Entlastung für verzweifelte Familien

Quelle: Osnabrücker Zeitung, 15.04.2009

Osnabrück - „Ihr Kind ist unheilbar krank.“ Diese Diagnose erschüttert die ganze Familie. In der Folgezeit ist das Familienleben manchmal über Jahre extrem belastet. Der Osnabrücker Hospizverein gründet jetzt einen ambulanten Kinderhospizdienst.

Im Gegensatz zum stationären Hospiz ist der Einsatz beim Kinderhospizdienst deutlich länger vorgesehen. Die ehrenamtliche Begleitung einer Familie ist von der Diagnose einer lebensverkürzenden Erkrankung bis zum Tod und die Zeit danach möglich – also auch über Jahre hinweg.

Das setzt eine besonders gute Vorbereitung auf diese Aufgabe voraus, berichtet Sandra Beck-Zwifka. Die gelernte Kinderkrankenschwester ist Koordinatorin des ambulanten Kinderhospizdienstes Osnabrück. Vier ehrenamtliche Kräfte sind inzwischen geschult, eine weitere ist ab Sommer für den Einsatz bereit.

Der ambulante Dienst wird gemeinschaftlich vom Osnabrücker Hospiz und dem Kinderhospiz Löwenherz in Syke betrieben. Der Kooperationsvertrag wird am Donnerstag kommender Woche im Rathaus unterzeichnet. Die enge Zusammenarbeit dient nach Auskunft von Sandra Beck-Zwifka zugleich der Vernetzung und der Verbreitung der ambulanten Kinderhospizarbeit in ganz Niedersachsen.

Wer für diesen Dienst geschult wird, muss bereits einen Grundkurs für Hospizarbeit absolviert haben. Die Ausbildung findet dann bei Löwenherz statt. Die Aufgaben der Ehrenamtlichen sind vielfältig: Sie haben Zeit für das erkrankte Kind, spielen mit Geschwisterkindern und sind Zuhörer für die Eltern und Angehörige. Die Unterstützung erfolgt zu Hause, in Pflegeeinrichtungen und Krankenhäusern.

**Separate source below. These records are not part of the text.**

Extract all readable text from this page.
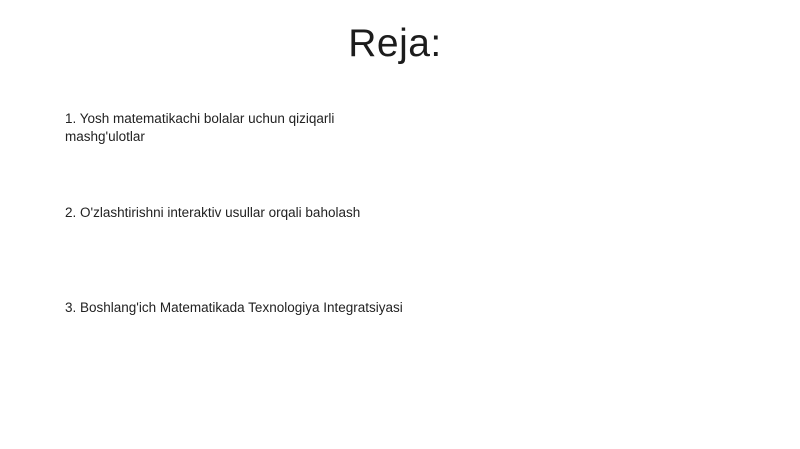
Reja:
1. Yosh matematikachi bolalar uchun qiziqarli mashg'ulotlar
2. O'zlashtirishni interaktiv usullar orqali baholash
3. Boshlang'ich Matematikada Texnologiya Integratsiyasi
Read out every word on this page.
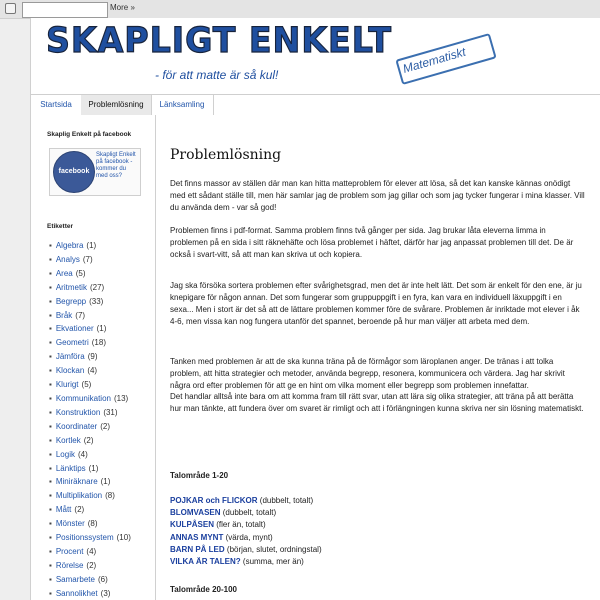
More »
SKAPLIGT ENKELT Matematiskt
- för att matte är så kul!
Startsida	Problemlösning	Länksamling
Skaplig Enkelt på facebook
facebook
Skapligt Enkelt på facebook - kommer du med oss?
Etiketter
▪ Algebra (1)
▪ Analys (7)
▪ Area (5)
▪ Aritmetik (27)
▪ Begrepp (33)
▪ Bråk (7)
▪ Ekvationer (1)
▪ Geometri (18)
▪ Jämföra (9)
▪ Klockan (4)
▪ Klurigt (5)
▪ Kommunikation (13)
▪ Konstruktion (31)
▪ Koordinater (2)
▪ Kortlek (2)
▪ Logik (4)
▪ Länktips (1)
▪ Miniräknare (1)
▪ Multiplikation (8)
▪ Mått (2)
▪ Mönster (8)
▪ Positionssystem (10)
▪ Procent (4)
▪ Rörelse (2)
▪ Samarbete (6)
▪ Sannolikhet (3)
Problemlösning

Det finns massor av ställen där man kan hitta matteproblem för elever att lösa, så det kan kanske kännas onödigt med ett sådant ställe till, men här samlar jag de problem som jag gillar och som jag tycker fungerar i mina klasser. Vill du använda dem - var så god!

Problemen finns i pdf-format. Samma problem finns två gånger per sida. Jag brukar låta eleverna limma in problemen på en sida i sitt räknehäfte och lösa problemet i häftet, därför har jag anpassat problemen till det. De är också i svart-vitt, så att man kan skriva ut och kopiera.

Jag ska försöka sortera problemen efter svårighetsgrad, men det är inte helt lätt. Det som är enkelt för den ene, är ju knepigare för någon annan. Det som fungerar som gruppuppgift i en fyra, kan vara en individuell läxuppgift i en sexa... Men i stort är det så att de lättare problemen kommer före de svårare. Problemen är inriktade mot elever i åk 4-6, men vissa kan nog fungera utanför det spannet, beroende på hur man väljer att arbeta med dem.

Tanken med problemen är att de ska kunna träna på de förmågor som läroplanen anger. De tränas i att tolka problem, att hitta strategier och metoder, använda begrepp, resonera, kommunicera och värdera. Jag har skrivit några ord efter problemen för att ge en hint om vilka moment eller begrepp som problemen innefattar.

Det handlar alltså inte bara om att komma fram till rätt svar, utan att lära sig olika strategier, att träna på att berätta hur man tänkte, att fundera över om svaret är rimligt och att i förlängningen kunna skriva ner sin lösning matematiskt.

Talområde 1-20
POJKAR och FLICKOR (dubbelt, totalt)
BLOMVASEN (dubbelt, totalt)
KULPÅSEN (fler än, totalt)
ANNAS MYNT (värda, mynt)
BARN PÅ LED (början, slutet, ordningstal)
VILKA ÄR TALEN? (summa, mer än)
Talområde 20-100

Weil der ambulante Dienst über Jahre dauern kann, werden jeweils zwei Ehrenamtliche pro Familie eingesetzt. Die doppelte Besetzung sichert nach Auskunft der Koordinatorin eine dauerhafte Begleitung auch während Urlaubs- und Krankheitszeiten. Zudem könnten sich die Ehrenamtlichen austauschen. Offiziell wird der neue Dienst erst nach den Sommerferien eröffnet. Inzwischen werden aber schon zwei Familien begleitet.

Jede Familie mit einem unheilbar kranken Kind in der Stadt und im Umland kann ambulant unterstützt werden. Die Begleitung ist konfessionsungebunden und kostenlos. Der gesamte Dienst wird allein aus Spenden finanziert.

Nach der Vertragsunterzeichnung lädt der Hospizverein am Donnerstag, 23. April, um 19.30 Uhr zu einem Informationsabend im Marienhospital, Borromäus-Saal, ein. Unter dem Titel „Zuhören, Dasein, Begleiten“ wird die Praxis der ambulanten Kinderhospizarbeit von verschiedenen Seiten beleuchtet. Referenten des Abends sind unter anderem ein Vertreter von Löwenherz, eine ehrenamtliche Mitarbeiterin und die Mutter einer Familie, die bereits vom Verein begleitet wird.